Сознание вырвалось легкой сойкой из раструба усталой меди, скатилось каплей росы по гладкой поверхности лепестка и сорвалось вниз.
Часть 5
Тайрьи кажется, что ей снится сон. Но ведь она знает, что уже спит, а значит, спать, видеть сон во сне и одновременно осознавать это было бы абсурдно. Тем более что сейчас ей совсем не хочется ничего осознавать. Она медленно погружается в нечто зыбкое, подрагивающее, обволакивающее дурманом, лишающее способности мыслить. Оно плещется мраморно-синими волнами, на волнах играют блики, но они приглушенные, мягкие, как будто смотришь из-под воды. Нежность плещется внутри, теплом растекаясь по телу, вспыхивая искрами на кончиках пальцев. Тайрьи представляется, что она лежит на дне океана, а вокруг, наверху, целый мир, и мир этот наполнен любовью, так же, как и она сама. Ей представляется, что это из нее исходит любовь и растворяется в океане, и постепенно океан насыщается ею. И что о любви шепчут волны, подкрадываясь к берегу. И их слова подхватывает ветер и поет о любви цветам, растущим на склоне берега.
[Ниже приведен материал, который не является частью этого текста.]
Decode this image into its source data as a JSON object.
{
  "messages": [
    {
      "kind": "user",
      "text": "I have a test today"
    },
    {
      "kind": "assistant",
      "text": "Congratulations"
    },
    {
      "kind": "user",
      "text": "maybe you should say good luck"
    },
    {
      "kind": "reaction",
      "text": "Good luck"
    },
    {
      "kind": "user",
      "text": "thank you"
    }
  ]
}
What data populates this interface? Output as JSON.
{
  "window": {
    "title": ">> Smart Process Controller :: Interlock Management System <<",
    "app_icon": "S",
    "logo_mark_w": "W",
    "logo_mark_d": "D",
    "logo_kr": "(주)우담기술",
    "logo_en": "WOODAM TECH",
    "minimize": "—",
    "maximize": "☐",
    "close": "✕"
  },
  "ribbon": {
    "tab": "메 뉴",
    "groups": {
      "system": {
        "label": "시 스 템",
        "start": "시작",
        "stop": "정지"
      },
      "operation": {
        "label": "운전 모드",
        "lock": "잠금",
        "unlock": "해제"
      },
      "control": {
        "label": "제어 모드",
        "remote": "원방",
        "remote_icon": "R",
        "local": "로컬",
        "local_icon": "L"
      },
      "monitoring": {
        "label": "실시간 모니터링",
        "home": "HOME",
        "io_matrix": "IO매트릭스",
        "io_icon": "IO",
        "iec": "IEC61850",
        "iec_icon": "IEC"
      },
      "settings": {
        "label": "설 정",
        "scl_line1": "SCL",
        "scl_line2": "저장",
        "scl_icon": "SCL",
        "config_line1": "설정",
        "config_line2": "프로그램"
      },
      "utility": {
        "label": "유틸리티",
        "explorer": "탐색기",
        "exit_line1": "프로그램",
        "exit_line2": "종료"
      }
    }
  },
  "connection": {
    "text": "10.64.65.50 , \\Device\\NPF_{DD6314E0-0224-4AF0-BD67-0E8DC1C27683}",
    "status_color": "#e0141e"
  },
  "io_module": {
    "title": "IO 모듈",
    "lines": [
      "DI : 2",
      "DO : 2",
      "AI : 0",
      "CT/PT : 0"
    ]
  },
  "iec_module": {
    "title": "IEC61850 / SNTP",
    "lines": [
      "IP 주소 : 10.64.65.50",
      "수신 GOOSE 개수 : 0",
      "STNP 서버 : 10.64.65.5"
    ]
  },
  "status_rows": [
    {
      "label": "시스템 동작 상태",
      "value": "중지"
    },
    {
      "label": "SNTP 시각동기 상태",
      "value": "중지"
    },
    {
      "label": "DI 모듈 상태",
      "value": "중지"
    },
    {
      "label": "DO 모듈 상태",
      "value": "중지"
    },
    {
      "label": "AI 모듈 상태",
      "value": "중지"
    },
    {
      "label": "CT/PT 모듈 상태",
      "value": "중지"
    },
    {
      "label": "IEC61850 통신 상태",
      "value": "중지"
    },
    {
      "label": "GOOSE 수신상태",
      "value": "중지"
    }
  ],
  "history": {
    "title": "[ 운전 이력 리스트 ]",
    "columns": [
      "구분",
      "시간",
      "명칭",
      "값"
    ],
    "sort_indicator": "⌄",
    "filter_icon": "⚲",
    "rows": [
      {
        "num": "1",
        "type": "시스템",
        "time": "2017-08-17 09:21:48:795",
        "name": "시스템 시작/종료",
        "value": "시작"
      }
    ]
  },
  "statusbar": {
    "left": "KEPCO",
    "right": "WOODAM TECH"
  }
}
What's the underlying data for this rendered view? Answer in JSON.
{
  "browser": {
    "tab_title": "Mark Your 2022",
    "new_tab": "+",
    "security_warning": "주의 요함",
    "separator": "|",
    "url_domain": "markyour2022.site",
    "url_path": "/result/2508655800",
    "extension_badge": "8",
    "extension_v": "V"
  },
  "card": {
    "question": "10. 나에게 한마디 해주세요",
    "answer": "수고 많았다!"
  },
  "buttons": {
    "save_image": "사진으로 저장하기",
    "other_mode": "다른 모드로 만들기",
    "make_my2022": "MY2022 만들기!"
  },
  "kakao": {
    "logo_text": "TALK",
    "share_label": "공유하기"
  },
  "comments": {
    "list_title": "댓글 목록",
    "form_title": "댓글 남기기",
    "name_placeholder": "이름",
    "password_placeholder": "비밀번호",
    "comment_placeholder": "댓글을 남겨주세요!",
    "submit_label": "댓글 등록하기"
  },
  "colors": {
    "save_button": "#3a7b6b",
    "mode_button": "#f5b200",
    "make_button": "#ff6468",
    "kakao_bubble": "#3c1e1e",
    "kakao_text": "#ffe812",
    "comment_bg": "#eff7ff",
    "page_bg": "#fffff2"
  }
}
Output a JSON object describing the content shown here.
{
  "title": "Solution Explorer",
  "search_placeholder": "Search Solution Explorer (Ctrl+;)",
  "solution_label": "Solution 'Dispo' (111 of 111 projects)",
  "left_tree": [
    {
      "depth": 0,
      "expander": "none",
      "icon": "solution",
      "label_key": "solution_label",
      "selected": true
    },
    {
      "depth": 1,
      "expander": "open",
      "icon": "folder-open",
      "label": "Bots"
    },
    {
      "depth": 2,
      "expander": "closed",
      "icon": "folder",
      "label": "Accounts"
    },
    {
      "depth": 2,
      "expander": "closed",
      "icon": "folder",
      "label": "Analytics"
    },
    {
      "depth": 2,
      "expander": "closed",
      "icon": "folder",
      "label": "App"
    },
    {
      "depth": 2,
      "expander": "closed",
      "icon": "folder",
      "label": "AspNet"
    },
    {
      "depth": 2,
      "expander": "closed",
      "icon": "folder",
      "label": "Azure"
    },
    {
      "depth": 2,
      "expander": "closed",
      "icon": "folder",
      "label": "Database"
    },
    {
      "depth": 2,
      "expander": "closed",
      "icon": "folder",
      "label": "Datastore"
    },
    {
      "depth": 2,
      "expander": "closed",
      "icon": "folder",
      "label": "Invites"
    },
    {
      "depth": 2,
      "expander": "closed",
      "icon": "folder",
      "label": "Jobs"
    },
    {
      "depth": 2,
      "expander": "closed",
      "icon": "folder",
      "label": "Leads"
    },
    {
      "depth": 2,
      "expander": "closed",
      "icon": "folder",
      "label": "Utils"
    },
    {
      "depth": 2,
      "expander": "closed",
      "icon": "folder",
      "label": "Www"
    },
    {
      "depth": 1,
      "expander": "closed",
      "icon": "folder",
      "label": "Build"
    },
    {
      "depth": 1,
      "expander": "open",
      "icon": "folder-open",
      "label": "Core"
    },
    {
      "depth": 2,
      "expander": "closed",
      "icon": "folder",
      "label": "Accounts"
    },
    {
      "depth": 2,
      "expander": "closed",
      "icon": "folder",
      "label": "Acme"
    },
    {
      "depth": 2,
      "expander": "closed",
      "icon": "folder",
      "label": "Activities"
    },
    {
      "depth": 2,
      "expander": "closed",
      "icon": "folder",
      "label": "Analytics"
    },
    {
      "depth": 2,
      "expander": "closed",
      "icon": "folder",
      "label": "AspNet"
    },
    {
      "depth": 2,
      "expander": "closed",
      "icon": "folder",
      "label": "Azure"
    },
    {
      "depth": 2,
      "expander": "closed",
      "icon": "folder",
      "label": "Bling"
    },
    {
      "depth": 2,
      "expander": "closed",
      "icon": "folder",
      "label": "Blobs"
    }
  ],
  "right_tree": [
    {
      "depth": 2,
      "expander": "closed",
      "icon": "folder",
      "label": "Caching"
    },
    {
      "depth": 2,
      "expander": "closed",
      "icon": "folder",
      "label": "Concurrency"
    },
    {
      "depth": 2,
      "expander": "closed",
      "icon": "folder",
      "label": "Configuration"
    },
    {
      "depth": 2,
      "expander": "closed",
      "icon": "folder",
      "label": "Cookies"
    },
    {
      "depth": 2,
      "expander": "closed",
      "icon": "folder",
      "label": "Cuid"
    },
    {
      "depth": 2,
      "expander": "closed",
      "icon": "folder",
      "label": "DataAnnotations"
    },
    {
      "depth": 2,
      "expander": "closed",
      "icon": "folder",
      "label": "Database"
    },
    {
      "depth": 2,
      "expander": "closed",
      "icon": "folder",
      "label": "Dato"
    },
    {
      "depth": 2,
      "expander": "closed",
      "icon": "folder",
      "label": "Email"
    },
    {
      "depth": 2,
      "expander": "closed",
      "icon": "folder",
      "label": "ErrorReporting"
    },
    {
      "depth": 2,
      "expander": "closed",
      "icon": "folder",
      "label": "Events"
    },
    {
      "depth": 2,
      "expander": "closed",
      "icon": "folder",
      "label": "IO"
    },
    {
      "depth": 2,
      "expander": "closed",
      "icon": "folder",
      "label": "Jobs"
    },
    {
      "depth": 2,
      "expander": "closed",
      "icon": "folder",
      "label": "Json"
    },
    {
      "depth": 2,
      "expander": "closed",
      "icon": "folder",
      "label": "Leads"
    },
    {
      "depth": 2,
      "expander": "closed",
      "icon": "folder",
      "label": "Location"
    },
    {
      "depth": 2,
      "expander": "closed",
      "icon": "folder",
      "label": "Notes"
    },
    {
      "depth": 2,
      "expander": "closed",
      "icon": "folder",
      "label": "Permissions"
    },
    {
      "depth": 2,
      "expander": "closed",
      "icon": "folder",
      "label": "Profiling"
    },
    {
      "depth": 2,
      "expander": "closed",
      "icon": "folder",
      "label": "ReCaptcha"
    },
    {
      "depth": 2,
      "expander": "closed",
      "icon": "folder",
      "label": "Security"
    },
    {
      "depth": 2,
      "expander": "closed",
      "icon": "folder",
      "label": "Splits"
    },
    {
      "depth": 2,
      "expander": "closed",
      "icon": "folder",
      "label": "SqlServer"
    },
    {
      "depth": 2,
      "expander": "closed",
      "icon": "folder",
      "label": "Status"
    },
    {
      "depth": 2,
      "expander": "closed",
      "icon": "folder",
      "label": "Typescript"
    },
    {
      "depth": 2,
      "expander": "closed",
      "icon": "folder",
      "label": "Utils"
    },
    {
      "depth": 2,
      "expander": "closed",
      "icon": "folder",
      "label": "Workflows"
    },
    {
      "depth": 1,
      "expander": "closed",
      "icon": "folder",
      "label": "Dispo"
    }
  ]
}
И цветы завороженно внемлят ему, осыпая землю звездной пылью и благоухающей росой. А чуть подальше в океан впадает горная река. Тайрья слышит, как она бушует, бурлит и пенится. Вода тяжело срывается с огромных черных камней и врезается в плещущие спокойствием волны, будит, будоражит их. Река говорит о страсти, ярко, звучно, будто поет испанское танго.